Beyond that, AI has created other knowledge divides that contribute to the phenomenon of information privilege:
- Equity, or who can use these tools most effectively when use is appropriate, or without being detected when use is in appropriate or disallowed. Who can afford to pay for the tools when they become monetized?
- Data Quality and Accuracy: AI will provide data that it can find by scouring the free Internet; where one can find data sets and statistics that are incomplete, incorrect, or subject to misinterpretation, and these errors may be repeated in an AI inquiry. Per ChatGPT: "Inequities in data collection can lead to underrepresentation or misrepresentation of certain groups, making it difficult for the models to provide fair and unbiased information or support for those groups" (ChatGPT, September 2023).
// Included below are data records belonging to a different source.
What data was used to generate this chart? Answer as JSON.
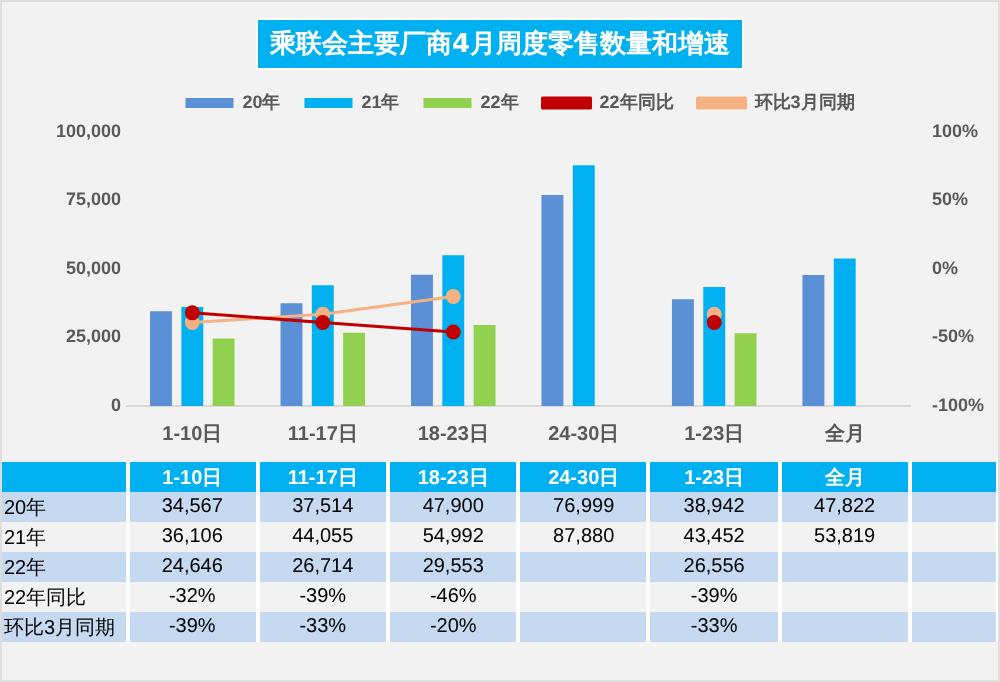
{
  "chart_data": {
    "type": "bar",
    "title": "乘联会主要厂商4月周度零售数量和增速",
    "categories": [
      "1-10日",
      "11-17日",
      "18-23日",
      "24-30日",
      "1-23日",
      "全月"
    ],
    "series": [
      {
        "name": "20年",
        "color": "#5b8fd6",
        "values": [
          34567,
          37514,
          47900,
          76999,
          38942,
          47822
        ],
        "value_labels": [
          "34,567",
          "37,514",
          "47,900",
          "76,999",
          "38,942",
          "47,822"
        ]
      },
      {
        "name": "21年",
        "color": "#00b0f0",
        "values": [
          36106,
          44055,
          54992,
          87880,
          43452,
          53819
        ],
        "value_labels": [
          "36,106",
          "44,055",
          "54,992",
          "87,880",
          "43,452",
          "53,819"
        ]
      },
      {
        "name": "22年",
        "color": "#92d050",
        "values": [
          24646,
          26714,
          29553,
          null,
          26556,
          null
        ],
        "value_labels": [
          "24,646",
          "26,714",
          "29,553",
          null,
          "26,556",
          null
        ]
      },
      {
        "name": "22年同比",
        "type": "line",
        "axis": "y2",
        "color": "#c00000",
        "values": [
          -32,
          -39,
          -46,
          null,
          -39,
          null
        ],
        "value_labels": [
          "-32%",
          "-39%",
          "-46%",
          null,
          "-39%",
          null
        ]
      },
      {
        "name": "环比3月同期",
        "type": "line",
        "axis": "y2",
        "color": "#f4b183",
        "values": [
          -39,
          -33,
          -20,
          null,
          -33,
          null
        ],
        "value_labels": [
          "-39%",
          "-33%",
          "-20%",
          null,
          "-33%",
          null
        ]
      }
    ],
    "ylim": [
      0,
      100000
    ],
    "yticks": [
      0,
      {
        "value": 25000,
        "label": "25,000"
      },
      {
        "value": 50000,
        "label": "50,000"
      },
      {
        "value": 75000,
        "label": "75,000"
      },
      {
        "value": 100000,
        "label": "100,000"
      }
    ],
    "y2lim": [
      -100,
      100
    ],
    "y2ticks": [
      {
        "value": -100,
        "label": "-100%"
      },
      {
        "value": -50,
        "label": "-50%"
      },
      {
        "value": 0,
        "label": "0%"
      },
      {
        "value": 50,
        "label": "50%"
      },
      {
        "value": 100,
        "label": "100%"
      }
    ],
    "grid": false,
    "legend": "top",
    "marker": "circle"
  }
}
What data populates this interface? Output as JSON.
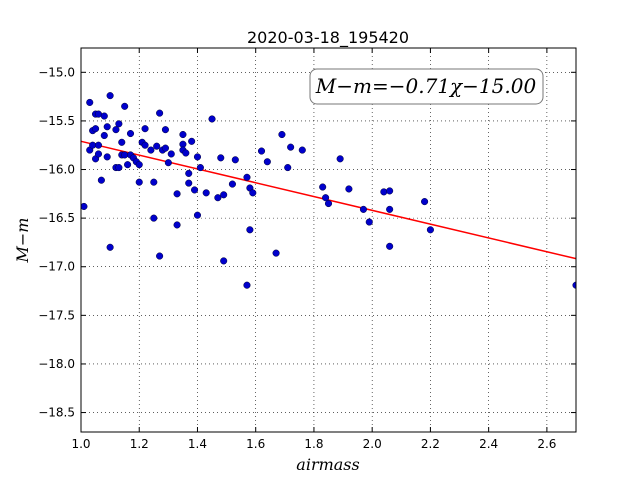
{
  "chart_data": {
    "type": "scatter",
    "title": "2020-03-18_195420",
    "xlabel": "airmass",
    "ylabel": "M−m",
    "xlim": [
      1.0,
      2.7
    ],
    "ylim": [
      -18.7,
      -14.75
    ],
    "y_inverted": true,
    "xticks": [
      "1.0",
      "1.2",
      "1.4",
      "1.6",
      "1.8",
      "2.0",
      "2.2",
      "2.4",
      "2.6"
    ],
    "yticks": [
      "−15.0",
      "−15.5",
      "−16.0",
      "−16.5",
      "−17.0",
      "−17.5",
      "−18.0",
      "−18.5"
    ],
    "grid": true,
    "annotation": "M−m=−0.71χ−15.00",
    "fit": {
      "slope": -0.71,
      "intercept": -15.0,
      "color": "#ff0000"
    },
    "point_color": "#0000cc",
    "points": [
      [
        1.01,
        -16.38
      ],
      [
        1.03,
        -15.31
      ],
      [
        1.03,
        -15.8
      ],
      [
        1.04,
        -15.75
      ],
      [
        1.04,
        -15.6
      ],
      [
        1.05,
        -15.89
      ],
      [
        1.05,
        -15.43
      ],
      [
        1.05,
        -15.58
      ],
      [
        1.06,
        -15.75
      ],
      [
        1.06,
        -15.43
      ],
      [
        1.06,
        -15.84
      ],
      [
        1.07,
        -16.11
      ],
      [
        1.08,
        -15.45
      ],
      [
        1.08,
        -15.65
      ],
      [
        1.09,
        -15.87
      ],
      [
        1.09,
        -15.56
      ],
      [
        1.1,
        -16.8
      ],
      [
        1.1,
        -15.24
      ],
      [
        1.12,
        -15.59
      ],
      [
        1.12,
        -15.98
      ],
      [
        1.13,
        -15.53
      ],
      [
        1.13,
        -15.98
      ],
      [
        1.14,
        -15.72
      ],
      [
        1.14,
        -15.85
      ],
      [
        1.15,
        -15.35
      ],
      [
        1.15,
        -15.85
      ],
      [
        1.16,
        -15.95
      ],
      [
        1.17,
        -15.63
      ],
      [
        1.17,
        -15.85
      ],
      [
        1.18,
        -15.88
      ],
      [
        1.19,
        -15.92
      ],
      [
        1.2,
        -15.95
      ],
      [
        1.2,
        -16.13
      ],
      [
        1.21,
        -15.72
      ],
      [
        1.22,
        -15.75
      ],
      [
        1.22,
        -15.58
      ],
      [
        1.24,
        -15.8
      ],
      [
        1.25,
        -16.5
      ],
      [
        1.25,
        -16.13
      ],
      [
        1.26,
        -15.76
      ],
      [
        1.27,
        -15.42
      ],
      [
        1.27,
        -16.89
      ],
      [
        1.28,
        -15.8
      ],
      [
        1.29,
        -15.78
      ],
      [
        1.29,
        -15.59
      ],
      [
        1.3,
        -15.93
      ],
      [
        1.31,
        -15.84
      ],
      [
        1.33,
        -16.25
      ],
      [
        1.33,
        -16.57
      ],
      [
        1.35,
        -15.64
      ],
      [
        1.35,
        -15.74
      ],
      [
        1.35,
        -15.8
      ],
      [
        1.36,
        -15.83
      ],
      [
        1.37,
        -16.04
      ],
      [
        1.37,
        -16.14
      ],
      [
        1.38,
        -15.71
      ],
      [
        1.39,
        -16.21
      ],
      [
        1.4,
        -15.87
      ],
      [
        1.4,
        -16.47
      ],
      [
        1.41,
        -15.98
      ],
      [
        1.43,
        -16.24
      ],
      [
        1.45,
        -15.48
      ],
      [
        1.47,
        -16.29
      ],
      [
        1.48,
        -15.88
      ],
      [
        1.49,
        -16.26
      ],
      [
        1.49,
        -16.94
      ],
      [
        1.52,
        -16.15
      ],
      [
        1.53,
        -15.9
      ],
      [
        1.57,
        -16.08
      ],
      [
        1.57,
        -17.19
      ],
      [
        1.58,
        -16.62
      ],
      [
        1.58,
        -16.19
      ],
      [
        1.59,
        -16.24
      ],
      [
        1.62,
        -15.81
      ],
      [
        1.64,
        -15.92
      ],
      [
        1.67,
        -16.86
      ],
      [
        1.69,
        -15.64
      ],
      [
        1.71,
        -15.98
      ],
      [
        1.72,
        -15.77
      ],
      [
        1.76,
        -15.8
      ],
      [
        1.83,
        -16.18
      ],
      [
        1.84,
        -16.29
      ],
      [
        1.85,
        -16.35
      ],
      [
        1.89,
        -15.89
      ],
      [
        1.92,
        -16.2
      ],
      [
        1.97,
        -16.41
      ],
      [
        1.99,
        -16.54
      ],
      [
        2.04,
        -16.23
      ],
      [
        2.06,
        -16.22
      ],
      [
        2.06,
        -16.41
      ],
      [
        2.06,
        -16.79
      ],
      [
        2.18,
        -16.33
      ],
      [
        2.2,
        -16.62
      ],
      [
        2.7,
        -17.19
      ]
    ]
  }
}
- Algorithmic Bias, which favors patterns of the user’s own searches, paid content, and inherent bias in the content it mines.
- Language and Cultural Bias: AI tends to be biased toward the dominant languages and cultures that are prevalent in the data used to train the program. This can result in less accurate and less comprehensive responses for users from marginalized linguistic or cultural backgrounds (ChatGPT, August 2023).